23 May 2013
Fines and new duties of disclosure and good faith recommended for the Franchising Code
The Government will consult with franchisors and franchisees on the 18 recommendations in the Franchising Review's report.
The latest review of the Franchising Code has recommended some significant changes, most notably the introduction of pecuniary penalties for breaches, a new express obligation to act in good faith, and changes to the duty of disclosure.
The review of the efficacy of the 2007 and 2010 amendments was released publicly last Friday. The Government has said it will consult with franchisors and franchisees on its 18 recommendations. Industry bodies have welcomed the report, with both the Franchise Council of Australia and Franchise Council of Australia endorsing its recommendations.
We set out the major changes below.
New pecuniary penalties as part of the enforcement armoury
For many years, there has been criticism of the fact that the Code does not impose penalties for breaches. The review proposes that breaches be punishable by pecuniary penalties of up to $50,000. A breach of the Code could also be a trigger for a court to disqualify a person from managing corporations.

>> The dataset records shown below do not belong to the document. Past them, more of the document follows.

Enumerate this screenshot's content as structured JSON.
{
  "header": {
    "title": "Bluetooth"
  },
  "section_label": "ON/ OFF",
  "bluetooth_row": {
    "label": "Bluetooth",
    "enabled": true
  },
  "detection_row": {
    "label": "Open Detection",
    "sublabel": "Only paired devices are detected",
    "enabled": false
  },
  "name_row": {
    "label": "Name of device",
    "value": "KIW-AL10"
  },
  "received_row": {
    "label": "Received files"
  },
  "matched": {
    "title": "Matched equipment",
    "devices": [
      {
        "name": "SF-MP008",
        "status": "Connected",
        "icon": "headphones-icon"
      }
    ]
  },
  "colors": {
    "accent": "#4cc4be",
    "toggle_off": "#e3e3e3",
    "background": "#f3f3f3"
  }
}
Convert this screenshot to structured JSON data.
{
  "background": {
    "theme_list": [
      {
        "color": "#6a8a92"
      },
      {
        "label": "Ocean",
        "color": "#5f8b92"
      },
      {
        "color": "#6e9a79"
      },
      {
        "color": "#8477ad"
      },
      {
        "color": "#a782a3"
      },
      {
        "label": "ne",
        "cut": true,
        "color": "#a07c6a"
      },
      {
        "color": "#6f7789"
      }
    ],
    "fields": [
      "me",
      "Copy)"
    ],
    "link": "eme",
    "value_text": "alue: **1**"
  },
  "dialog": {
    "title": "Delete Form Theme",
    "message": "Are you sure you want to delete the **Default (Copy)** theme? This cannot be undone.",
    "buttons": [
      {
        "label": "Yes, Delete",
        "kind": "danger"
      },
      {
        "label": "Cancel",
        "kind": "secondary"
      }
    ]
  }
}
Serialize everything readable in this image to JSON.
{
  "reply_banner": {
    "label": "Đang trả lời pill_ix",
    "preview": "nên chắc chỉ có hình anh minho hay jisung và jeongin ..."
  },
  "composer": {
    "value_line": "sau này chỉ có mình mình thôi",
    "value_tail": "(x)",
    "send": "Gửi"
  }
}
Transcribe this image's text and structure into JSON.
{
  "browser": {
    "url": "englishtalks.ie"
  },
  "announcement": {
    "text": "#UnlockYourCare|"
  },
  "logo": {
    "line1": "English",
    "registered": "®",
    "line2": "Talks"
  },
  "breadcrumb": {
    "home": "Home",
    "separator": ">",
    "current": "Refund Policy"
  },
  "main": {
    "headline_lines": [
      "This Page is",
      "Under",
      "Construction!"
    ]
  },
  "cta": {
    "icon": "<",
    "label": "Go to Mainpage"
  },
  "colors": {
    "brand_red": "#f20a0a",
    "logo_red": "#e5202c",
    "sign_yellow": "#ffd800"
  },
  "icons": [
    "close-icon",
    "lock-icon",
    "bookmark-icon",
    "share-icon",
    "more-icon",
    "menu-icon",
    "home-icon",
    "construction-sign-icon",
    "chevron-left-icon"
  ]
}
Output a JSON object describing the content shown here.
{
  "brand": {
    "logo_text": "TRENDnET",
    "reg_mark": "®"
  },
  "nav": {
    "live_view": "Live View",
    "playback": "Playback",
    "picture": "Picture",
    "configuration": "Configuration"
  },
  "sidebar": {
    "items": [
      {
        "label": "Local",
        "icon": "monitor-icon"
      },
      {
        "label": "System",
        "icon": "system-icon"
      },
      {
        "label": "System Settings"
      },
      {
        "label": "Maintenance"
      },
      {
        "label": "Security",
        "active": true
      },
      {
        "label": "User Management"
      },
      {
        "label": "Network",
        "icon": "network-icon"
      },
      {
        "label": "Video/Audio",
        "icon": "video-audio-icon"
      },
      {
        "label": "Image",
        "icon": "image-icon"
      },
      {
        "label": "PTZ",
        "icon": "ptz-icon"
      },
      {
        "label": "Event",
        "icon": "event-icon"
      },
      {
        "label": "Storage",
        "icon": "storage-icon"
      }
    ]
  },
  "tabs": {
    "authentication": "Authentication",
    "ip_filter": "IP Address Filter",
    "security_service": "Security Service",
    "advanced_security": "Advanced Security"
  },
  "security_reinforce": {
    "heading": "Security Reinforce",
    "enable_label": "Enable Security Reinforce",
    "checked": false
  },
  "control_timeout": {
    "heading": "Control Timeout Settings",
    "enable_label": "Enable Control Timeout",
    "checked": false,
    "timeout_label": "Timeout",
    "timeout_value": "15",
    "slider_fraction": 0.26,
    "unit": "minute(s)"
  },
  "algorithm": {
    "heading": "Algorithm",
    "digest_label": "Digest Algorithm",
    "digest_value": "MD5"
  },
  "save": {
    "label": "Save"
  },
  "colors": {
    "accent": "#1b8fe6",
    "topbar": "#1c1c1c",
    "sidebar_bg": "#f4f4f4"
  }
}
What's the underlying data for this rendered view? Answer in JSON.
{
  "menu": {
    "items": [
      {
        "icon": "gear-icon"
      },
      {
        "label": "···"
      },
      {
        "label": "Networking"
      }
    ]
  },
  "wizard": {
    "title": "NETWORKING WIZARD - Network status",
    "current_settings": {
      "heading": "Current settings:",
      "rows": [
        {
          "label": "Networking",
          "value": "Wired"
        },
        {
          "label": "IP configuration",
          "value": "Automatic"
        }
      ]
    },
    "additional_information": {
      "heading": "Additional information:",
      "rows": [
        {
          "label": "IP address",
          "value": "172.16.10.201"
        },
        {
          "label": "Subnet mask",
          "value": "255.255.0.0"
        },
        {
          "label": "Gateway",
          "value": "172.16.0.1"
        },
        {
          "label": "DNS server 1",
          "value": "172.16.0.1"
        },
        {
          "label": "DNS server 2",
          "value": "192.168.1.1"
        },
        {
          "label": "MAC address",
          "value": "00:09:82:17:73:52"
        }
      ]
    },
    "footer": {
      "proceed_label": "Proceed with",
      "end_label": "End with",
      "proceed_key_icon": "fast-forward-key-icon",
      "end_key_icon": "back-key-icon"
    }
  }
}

The ACCC would also be given powers to issue an infringement notice for a breach, and conduct random audits of a franchisor’s compliance with all aspects of the Code.
Courts would also be given new powers to make orders specific to franchising, such as requiring a franchisor to give a royalty-free period to a franchisee affected by a breach of the Code, or pay money into any marketing or co-operative fund applicable to that franchise system.
Different levels of disclosure
In 2008, the Government removed an exemption from the disclosure requirements in the Code for foreign franchisors who grant a single franchise in Australia. The review found that this reform has led to an overly burdensome disclosure regime, particularly where a foreign franchisor appoints a master franchisee in Australia who then grants subfranchises. The review proposes to remedy these concerns by allowing a foreign or master franchisor to provide a short-form of disclosure to a master franchisee (rather than the much greater level of disclosure usually required).
The review also proposes to increase disclosure requirements in other respects by requiring franchisors to disclose:
the rights of the franchisor and franchisee to conduct and benefit from online sales, including any ability of the franchisor to conduct online sales; and
a short summary of the key risks and matters franchisees should be aware of when going into franchising.
Lastly, if a franchisor gives notice of its intention to renew a franchise agreement, it will also have to provide disclosure in accordance with the Code.
Good faith (and confidentiality of contact details for ex-franchisees)
The review recommends that the Code be amended to include an express obligation to act in good faith, which would cover:
- the negotiation of a franchise agreement;
- the performance of a franchise agreement;
- the performance of obligations under the Code; and
- the resolution of any disputes between the parties whether or not there is a valid franchise agreement at the time of the dispute.
This obligation would not however be defined. Instead, the nature and extent of the obligation would be determined by the developing general law duty of good faith.
Applying both to franchisor and franchisee, this obligation could not be limited or excluded by contract. Importantly, however, it would not prevent a party from acting in its legitimate commercial interests.
It would also expressly exclude an argument that a franchisor has not acted in good faith because there is no term in a franchise agreement specifying a right of renewal.
Finally, the review makes a raft of recommendations on:
- the consequences of franchisor failure;
- prohibiting franchisors from imposing unreasonable significant unforeseen capital expenditure;
- the administration of marketing funds; and
- the transfer, renewal or end of a franchise agreement.